Fella's got gumption

When the deputies tried handcuffing Harrison, he battled with the deputies and splattered blood across the kitchen before breaking free, cursing out the officers, and running toward a door he believed was an exit, Sills told the station.

But not a lot of smarts

However, the sheriff told WGXA that Harrison — not realizing the home was under construction — exited a door that no longer led to a back deck.

With that, he fell nine feet to the ground where deputies finally arrested him, the station said.

Not that Harrison was ready to give up just yet, believe it or not.

Officers had to use pepper spray to subdue the suspect and keep his feet shackled to prevent him from running off, the station said, adding that he continued to fight deputies when he was being taken to an ambulance that had arrived at the house.

Harrison underwent surgery to remove a bullet from his arm, WGXA said, and once he's released he'll be booked.

'These hoodlums make me sick'

"These hoodlums make me sick," Sills told the station in the aftermath. "He's got a 20-page raps sheet, and he's over at the hospital taking up a bed where someone more important who might have coronavirus might need it."
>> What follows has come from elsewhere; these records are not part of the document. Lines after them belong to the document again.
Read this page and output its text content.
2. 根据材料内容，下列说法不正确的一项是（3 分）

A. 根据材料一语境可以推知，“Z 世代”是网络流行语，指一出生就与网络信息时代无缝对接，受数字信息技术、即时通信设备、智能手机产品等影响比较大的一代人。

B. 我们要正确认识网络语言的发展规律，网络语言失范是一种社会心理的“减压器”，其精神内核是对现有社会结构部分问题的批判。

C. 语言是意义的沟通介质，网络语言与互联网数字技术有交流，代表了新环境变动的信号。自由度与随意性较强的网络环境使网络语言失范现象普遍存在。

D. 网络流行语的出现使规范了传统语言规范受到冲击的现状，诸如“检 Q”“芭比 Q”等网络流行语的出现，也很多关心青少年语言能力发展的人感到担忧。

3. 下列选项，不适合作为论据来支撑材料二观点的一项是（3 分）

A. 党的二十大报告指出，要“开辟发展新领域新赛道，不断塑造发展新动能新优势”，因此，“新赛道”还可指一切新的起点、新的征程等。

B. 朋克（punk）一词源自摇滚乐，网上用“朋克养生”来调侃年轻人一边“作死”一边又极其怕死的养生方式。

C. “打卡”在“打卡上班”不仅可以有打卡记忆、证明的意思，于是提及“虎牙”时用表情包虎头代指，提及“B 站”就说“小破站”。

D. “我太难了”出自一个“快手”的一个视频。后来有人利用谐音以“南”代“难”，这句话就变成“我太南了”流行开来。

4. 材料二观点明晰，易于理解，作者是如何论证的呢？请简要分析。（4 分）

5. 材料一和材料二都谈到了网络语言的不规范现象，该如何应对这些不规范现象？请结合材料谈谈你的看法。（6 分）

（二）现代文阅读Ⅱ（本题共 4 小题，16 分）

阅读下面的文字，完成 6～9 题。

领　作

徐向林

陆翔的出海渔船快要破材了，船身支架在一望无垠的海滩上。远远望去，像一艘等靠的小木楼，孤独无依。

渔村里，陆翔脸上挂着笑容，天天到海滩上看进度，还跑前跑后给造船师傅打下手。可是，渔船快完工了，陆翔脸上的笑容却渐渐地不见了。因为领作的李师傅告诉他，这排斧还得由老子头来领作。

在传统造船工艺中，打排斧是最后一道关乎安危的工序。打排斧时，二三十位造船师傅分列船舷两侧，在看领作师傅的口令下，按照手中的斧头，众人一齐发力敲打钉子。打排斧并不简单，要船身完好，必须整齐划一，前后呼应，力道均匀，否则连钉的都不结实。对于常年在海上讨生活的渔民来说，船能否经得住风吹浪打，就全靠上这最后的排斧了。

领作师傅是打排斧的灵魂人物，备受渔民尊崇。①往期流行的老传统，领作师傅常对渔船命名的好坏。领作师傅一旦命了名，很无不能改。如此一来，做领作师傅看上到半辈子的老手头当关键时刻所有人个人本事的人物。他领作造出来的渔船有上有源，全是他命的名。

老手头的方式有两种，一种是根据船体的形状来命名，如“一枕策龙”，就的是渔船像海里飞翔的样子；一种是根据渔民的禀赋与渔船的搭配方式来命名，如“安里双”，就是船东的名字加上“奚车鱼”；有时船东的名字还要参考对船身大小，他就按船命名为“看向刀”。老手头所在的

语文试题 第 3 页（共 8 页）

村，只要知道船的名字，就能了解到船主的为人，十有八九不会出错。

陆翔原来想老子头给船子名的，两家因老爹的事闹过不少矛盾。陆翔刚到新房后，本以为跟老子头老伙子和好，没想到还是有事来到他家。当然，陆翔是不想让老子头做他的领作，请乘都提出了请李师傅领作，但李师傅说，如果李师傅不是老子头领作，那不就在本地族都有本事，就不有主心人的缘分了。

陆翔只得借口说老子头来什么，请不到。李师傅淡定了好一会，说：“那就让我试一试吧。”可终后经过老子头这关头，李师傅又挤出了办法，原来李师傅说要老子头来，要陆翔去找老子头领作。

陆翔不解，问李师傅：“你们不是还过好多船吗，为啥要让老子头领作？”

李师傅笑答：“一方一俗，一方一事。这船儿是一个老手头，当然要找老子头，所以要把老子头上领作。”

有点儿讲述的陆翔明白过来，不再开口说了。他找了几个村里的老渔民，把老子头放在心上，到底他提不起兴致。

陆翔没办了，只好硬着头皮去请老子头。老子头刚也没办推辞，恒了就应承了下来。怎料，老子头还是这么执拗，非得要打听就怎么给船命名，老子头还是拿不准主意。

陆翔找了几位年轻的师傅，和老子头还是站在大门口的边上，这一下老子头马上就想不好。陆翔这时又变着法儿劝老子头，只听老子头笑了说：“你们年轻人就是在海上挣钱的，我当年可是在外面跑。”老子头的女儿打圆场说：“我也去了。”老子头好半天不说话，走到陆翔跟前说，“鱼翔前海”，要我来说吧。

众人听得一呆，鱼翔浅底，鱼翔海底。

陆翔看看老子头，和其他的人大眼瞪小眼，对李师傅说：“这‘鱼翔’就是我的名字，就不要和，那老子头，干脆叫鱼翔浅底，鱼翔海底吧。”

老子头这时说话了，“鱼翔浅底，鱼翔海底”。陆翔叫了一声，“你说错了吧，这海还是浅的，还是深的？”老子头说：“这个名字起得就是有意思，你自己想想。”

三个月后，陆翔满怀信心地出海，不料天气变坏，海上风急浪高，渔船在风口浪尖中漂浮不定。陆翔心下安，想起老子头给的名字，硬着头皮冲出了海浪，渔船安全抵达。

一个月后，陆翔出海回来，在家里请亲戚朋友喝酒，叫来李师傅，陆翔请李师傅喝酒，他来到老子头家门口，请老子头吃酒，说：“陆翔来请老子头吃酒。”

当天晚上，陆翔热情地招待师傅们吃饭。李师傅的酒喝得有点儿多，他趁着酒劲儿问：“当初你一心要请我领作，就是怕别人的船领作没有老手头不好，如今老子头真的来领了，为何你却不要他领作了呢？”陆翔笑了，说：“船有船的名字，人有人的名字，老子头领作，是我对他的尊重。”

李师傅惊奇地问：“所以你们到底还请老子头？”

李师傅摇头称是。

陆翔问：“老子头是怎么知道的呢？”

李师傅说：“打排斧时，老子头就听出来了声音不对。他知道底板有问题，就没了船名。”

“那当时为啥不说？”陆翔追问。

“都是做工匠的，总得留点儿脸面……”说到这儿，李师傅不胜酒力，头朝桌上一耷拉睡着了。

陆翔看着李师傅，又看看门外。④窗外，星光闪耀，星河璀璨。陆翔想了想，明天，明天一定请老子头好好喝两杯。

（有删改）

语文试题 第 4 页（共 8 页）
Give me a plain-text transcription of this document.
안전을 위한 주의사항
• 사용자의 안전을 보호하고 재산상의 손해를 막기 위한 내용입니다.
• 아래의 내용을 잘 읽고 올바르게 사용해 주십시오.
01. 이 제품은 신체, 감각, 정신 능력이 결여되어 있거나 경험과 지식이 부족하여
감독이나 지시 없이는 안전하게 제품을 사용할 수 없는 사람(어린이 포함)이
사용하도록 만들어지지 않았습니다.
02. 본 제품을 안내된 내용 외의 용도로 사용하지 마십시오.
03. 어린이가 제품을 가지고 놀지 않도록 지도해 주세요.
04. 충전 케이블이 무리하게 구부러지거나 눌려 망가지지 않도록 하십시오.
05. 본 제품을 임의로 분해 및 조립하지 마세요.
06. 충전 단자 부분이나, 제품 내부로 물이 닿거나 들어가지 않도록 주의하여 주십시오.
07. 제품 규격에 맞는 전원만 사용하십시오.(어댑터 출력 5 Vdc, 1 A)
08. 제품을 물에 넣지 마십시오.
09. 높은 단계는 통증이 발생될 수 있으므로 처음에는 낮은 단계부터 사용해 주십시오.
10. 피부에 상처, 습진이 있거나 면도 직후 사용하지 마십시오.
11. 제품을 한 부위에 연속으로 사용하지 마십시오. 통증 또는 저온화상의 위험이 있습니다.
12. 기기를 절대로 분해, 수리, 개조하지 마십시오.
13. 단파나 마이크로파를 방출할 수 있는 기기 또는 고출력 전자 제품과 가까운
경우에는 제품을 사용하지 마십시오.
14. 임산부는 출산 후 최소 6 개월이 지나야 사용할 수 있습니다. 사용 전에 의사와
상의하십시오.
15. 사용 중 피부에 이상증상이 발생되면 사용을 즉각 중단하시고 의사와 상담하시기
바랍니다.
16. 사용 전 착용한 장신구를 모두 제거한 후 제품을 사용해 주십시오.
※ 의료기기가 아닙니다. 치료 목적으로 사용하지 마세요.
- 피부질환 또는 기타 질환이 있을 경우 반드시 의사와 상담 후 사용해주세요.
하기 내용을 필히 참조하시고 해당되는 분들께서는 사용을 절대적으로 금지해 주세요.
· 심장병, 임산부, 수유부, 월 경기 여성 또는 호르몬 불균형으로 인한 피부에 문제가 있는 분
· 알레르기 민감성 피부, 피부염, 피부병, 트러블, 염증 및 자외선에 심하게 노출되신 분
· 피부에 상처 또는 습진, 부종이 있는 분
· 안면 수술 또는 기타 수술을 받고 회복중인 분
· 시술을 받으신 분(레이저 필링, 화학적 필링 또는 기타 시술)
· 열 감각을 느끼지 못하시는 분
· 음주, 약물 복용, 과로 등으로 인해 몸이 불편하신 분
The sheriff added to WGXA that he has warrants to charge Harrison with home invasion, first-degree burglary, three counts of felony obstruction, and one count of disorderly conduct.

Sills also told the station that Harrison at the time of the incident was on probation for a 2014 burglary in Putnam County, damaging government property in Putnam County two years later, and driving with a suspended license and giving a false name to law enforcement in Greene County in 2018.